L’ibridazione ominide – Anunnaki.


“Ogni essere umano ha dentro di sé una parte divina. E’ l’Essenza o l’Anima. La nostra essenza è intrappolata tra le nostre malvagità o difetti psicologici. Eliminando i difetti psicologici l’essenza cresce e si rileva con più forza in noi.[1]

Qualcosa o qualcuno urtò il letto in cui dormivo. Mi alzai di scatto. Un Malachim era ai piedi del letto e mi osservava. Sgranai gli occhi e l’essere mi tranquillizzò dicendomi di non temere, adducendo di non essere venuto sino a lì per farmi del male. Mi disse che era pronto a rivelarmi alcuni aspetti del fenomeno UFO che da sempre mi aveva appassionato.
Mi disse di aprire il mio cuore e di ascoltare con molta attenzione ciò che mi stava per dire, precisandomi che tutto quello che la mia cultura da sempre mi aveva insegnato non aveva alcun valore o fondamento.
Mi raccontò una storia che già in parte conoscevo.
«Circa 445.000 anni fa E.A. – “Colui la Cui Casa è l’Acqua”, figlio di Anu (Signore e sovrano di Nibiru), padre del mio Signore Ningishzidda, unitamente ad altri della sua specie, giunse sulla Terra alla ricerca di oro, necessario per la creazione di uno scudo a protezione dell’atmosfera di Nibiru[1], che si andava rarefacendo.» «Dopo essere ammarati in una delle distese d’acqua sulla Terra, guadarono a riva e fondarono Eridu, “Casa Lontana”.
Trascorsero degli anni e l’insediamento iniziale si estese sino a diventare una Missione Terra completamente autonoma. A corto di manodopera, gli astronauti ricorsero alla manipolazione genetica per creare il Lavoratore Primitivo, l’Homo Sapiens. A causa del Diluvio che si abbatté con conseguenze catastrofiche sulla Terra, i miei padroni furono costretti a ripartire da zero; gli astronauti assursero allora a dèi, civilizzando l’umanità e insegnandole a venerarli.»
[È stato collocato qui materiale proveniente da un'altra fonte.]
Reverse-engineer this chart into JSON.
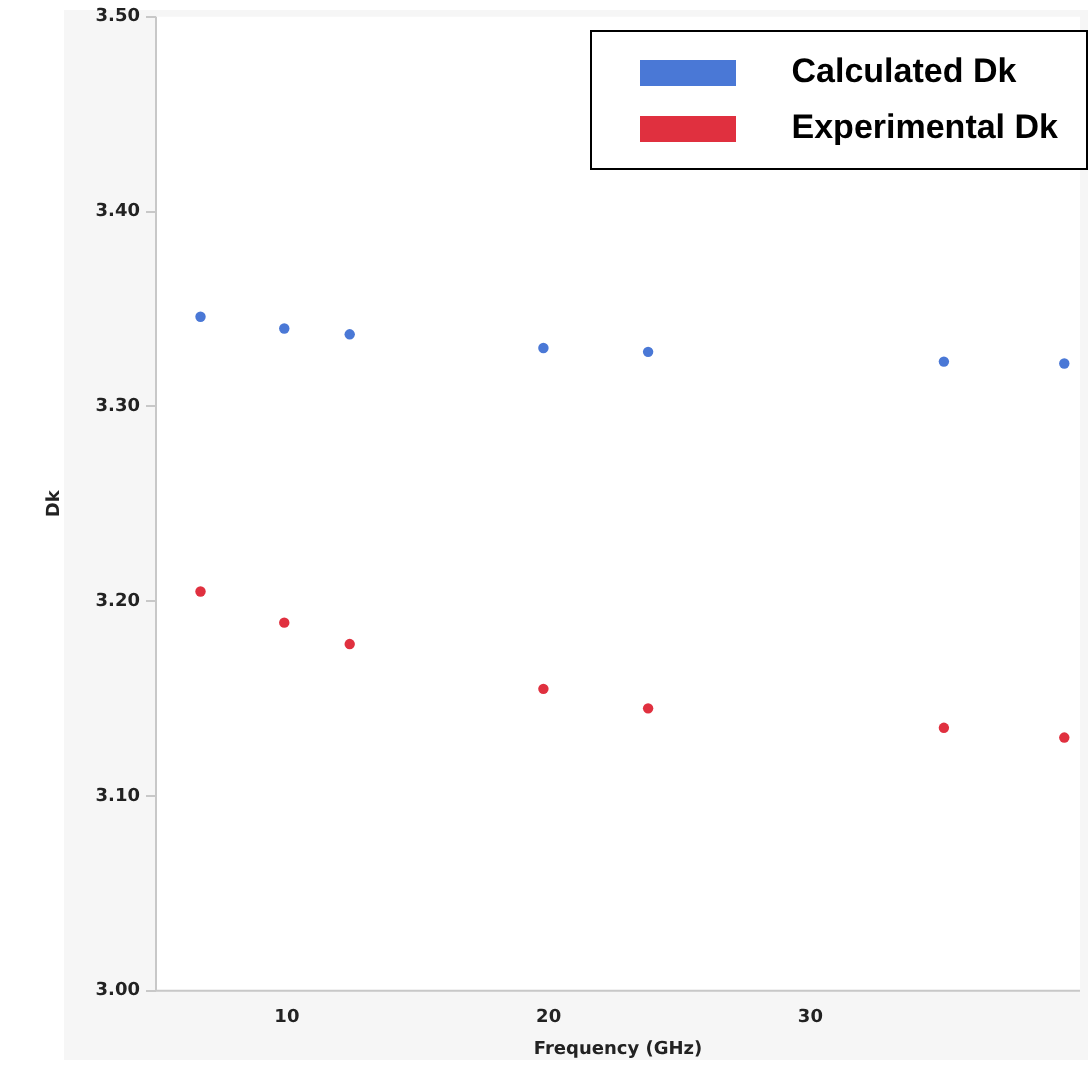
{
  "chart_data": {
    "type": "scatter",
    "xlabel": "Frequency (GHz)",
    "ylabel": "Dk",
    "x": [
      6.7,
      9.9,
      12.4,
      19.8,
      23.8,
      35.1,
      39.7
    ],
    "series": [
      {
        "name": "Calculated Dk",
        "color": "#4a78d6",
        "values": [
          3.346,
          3.34,
          3.337,
          3.33,
          3.328,
          3.323,
          3.322
        ]
      },
      {
        "name": "Experimental Dk",
        "color": "#e0303f",
        "values": [
          3.205,
          3.189,
          3.178,
          3.155,
          3.145,
          3.135,
          3.13
        ]
      }
    ],
    "xlim": [
      5,
      40.3
    ],
    "xticks": [
      10,
      20,
      30
    ],
    "ylim": [
      3.0,
      3.5
    ],
    "yticks": [
      {
        "value": 3.0,
        "label": "3.00"
      },
      {
        "value": 3.1,
        "label": "3.10"
      },
      {
        "value": 3.2,
        "label": "3.20"
      },
      {
        "value": 3.3,
        "label": "3.30"
      },
      {
        "value": 3.4,
        "label": "3.40"
      },
      {
        "value": 3.5,
        "label": "3.50"
      }
    ],
    "grid": false,
    "legend": "top right",
    "marker": "circle"
  }
}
«Circa quattromila anni dopo l’operato degli dèi venne cancellato da una calamità nucleare, provocata nel corso di rivalità e guerre scatenate da loro stessi e dai loro discendenti[2]
Mi feci coraggio e lo interruppi:«Allora sono stati i tuoi Signori a creare l’umanità?»
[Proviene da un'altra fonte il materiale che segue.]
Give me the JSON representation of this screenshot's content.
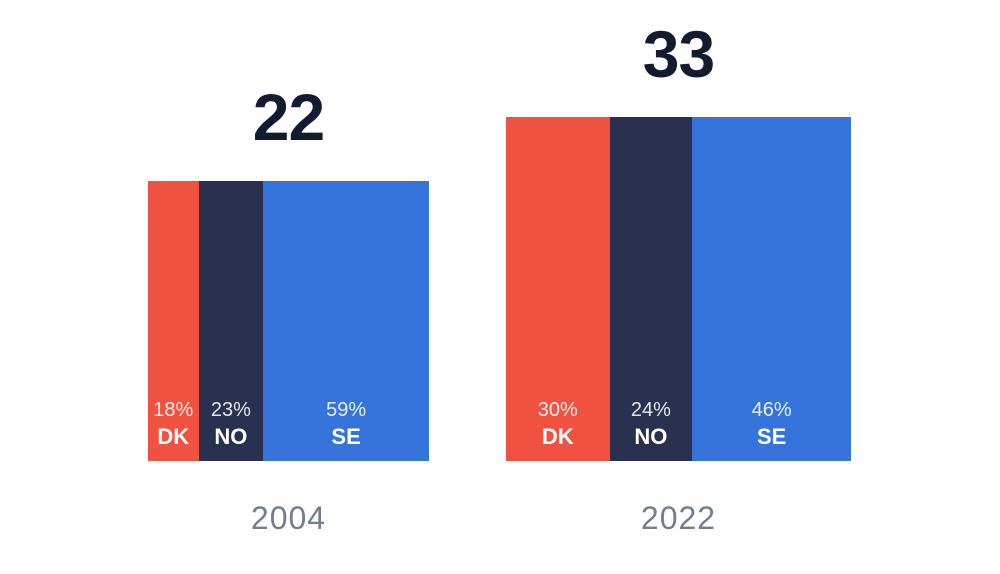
{
  "colors": {
    "dk": "#ef5240",
    "no": "#293050",
    "se": "#3474db",
    "title": "#131b31",
    "year": "#727e8c",
    "segment_label": "#ffffff",
    "background": "#ffffff"
  },
  "chart_data": {
    "type": "bar",
    "variant": "area-proportional stacked squares (waffle-style comparison)",
    "categories": [
      "DK",
      "NO",
      "SE"
    ],
    "unit": "%",
    "series": [
      {
        "name": "2004",
        "total": 22,
        "values": [
          18,
          23,
          59
        ]
      },
      {
        "name": "2022",
        "total": 33,
        "values": [
          30,
          24,
          46
        ]
      }
    ],
    "legend_position": "inside-segments",
    "grid": false,
    "charts": [
      {
        "title": "22",
        "year": "2004",
        "segments": [
          {
            "code": "DK",
            "pct": "18%",
            "width": "18%"
          },
          {
            "code": "NO",
            "pct": "23%",
            "width": "23%"
          },
          {
            "code": "SE",
            "pct": "59%",
            "width": "59%"
          }
        ]
      },
      {
        "title": "33",
        "year": "2022",
        "segments": [
          {
            "code": "DK",
            "pct": "30%",
            "width": "30%"
          },
          {
            "code": "NO",
            "pct": "24%",
            "width": "24%"
          },
          {
            "code": "SE",
            "pct": "46%",
            "width": "46%"
          }
        ]
      }
    ]
  }
}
Il Malachim mi rispose di sì, precisandomi inoltre:
«Quando gli Anunnaki sfruttati nelle miniere d’oro si ammutinarono, E.A, a cui nel frattempo era stato concesso il titolo di EN.KI.(“Signore della Terra”), decise che si sarebbe potuto ovviare al problema venutosi a creare  manipolando geneticamente degli ominidi che erano agli albori della loro evoluzione e che popolavano la zona dell’Africa sudorientale, luogo in cui era sorto l’AB.ZU , cioè il sito minerario in cui si estraeva già da tantissimi anni l’oro necessario a Nibiru.»
«Dalla manipolazione genetica degli ominidi che popolavano la zona dello Zimbabwe, riuscì a creare Adamo (ovvero “Colui che è della Terra”, Terrestre).»
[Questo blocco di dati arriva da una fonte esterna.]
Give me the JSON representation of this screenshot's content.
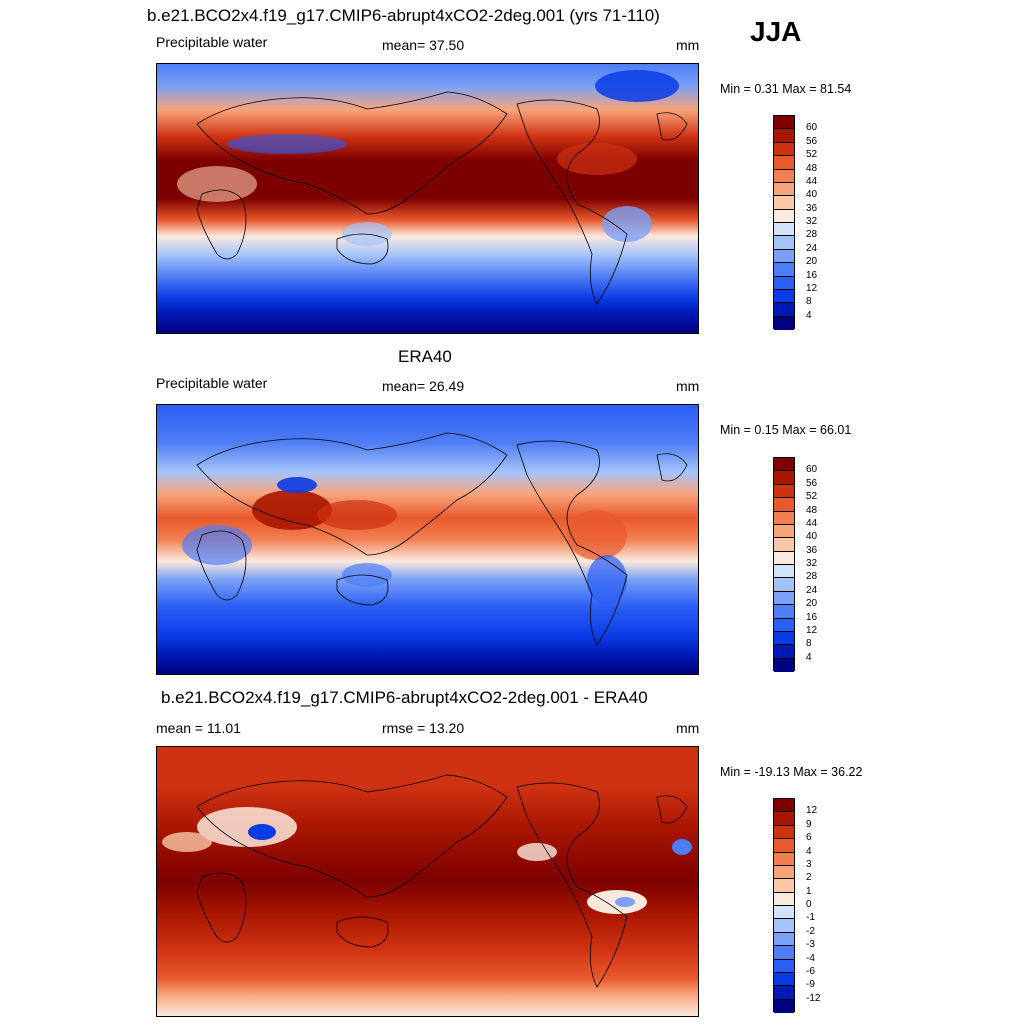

Non capii da subito dove volesse andare a parare e per quale motivo mi raccontava questi antichi racconti alla base della mitologia della civiltà Sumera. Decisi di chiedergli il perché mi stesse raccontando ciò, e soprattutto per quale motivo lo stesse facendo poco dopo avermi rapito.
Dopo avergli formulato tali domande, il Malachim mi rispose che era necessario che io sapessi e che erano già trascorsi cento anni terrestri dal giorno in cui avevo preso fisicamente posto all’interno dell’astronave di cui era il comandante.
Gli chiesi come si chiamasse e mi rispose che non era importante, in quel frangente, che io conoscessi il suo nome, ma che avrei dovuto ascoltarlo in silenzio ed eventualmente porgli alcune domande solo dopo che avesse terminato il racconto che aveva iniziato.
Prima di riprendere il racconto, mi precisò che ci trovavamo in un altro Universo, parallelo a quello da cui io provenivo, attraverso il quale era stato loro possibile, sin dall’antichità, controllare l’umanità e apportare delle correzioni all’evoluzione della nostra specie di volta in volta.
«Dopo la creazione dell’Homo Sapiens, l’umanità si diffuse su tutta la terra, degenerando ed assumendo dei comportamenti che agli occhi degli elohim, gli dèi, sembrarono essere diversi da quelli auspicati.»
«EN.KI. allora sfidò il fratellastro e rivale  EN.LIL. (“Signore del Comando” della Missione Terra) che pretendeva che l’umanità perisse nel Diluvio, avvenimento il cui eroe fu chiamato Noè nella Bibbia e Ziusudra nel primo testo originale sumero. E.A. / EN.KI. condivise con l’Umanità alcune delle sue conoscenze scientifiche: alcuni prescelti, infatti, vennero introdotti ai “segreti degli dèi”. In almeno due casi, tali iniziati vennero incaricati di trascrivere quegli insegnamenti divini, affinché restassero in eredità agli esseri umani.»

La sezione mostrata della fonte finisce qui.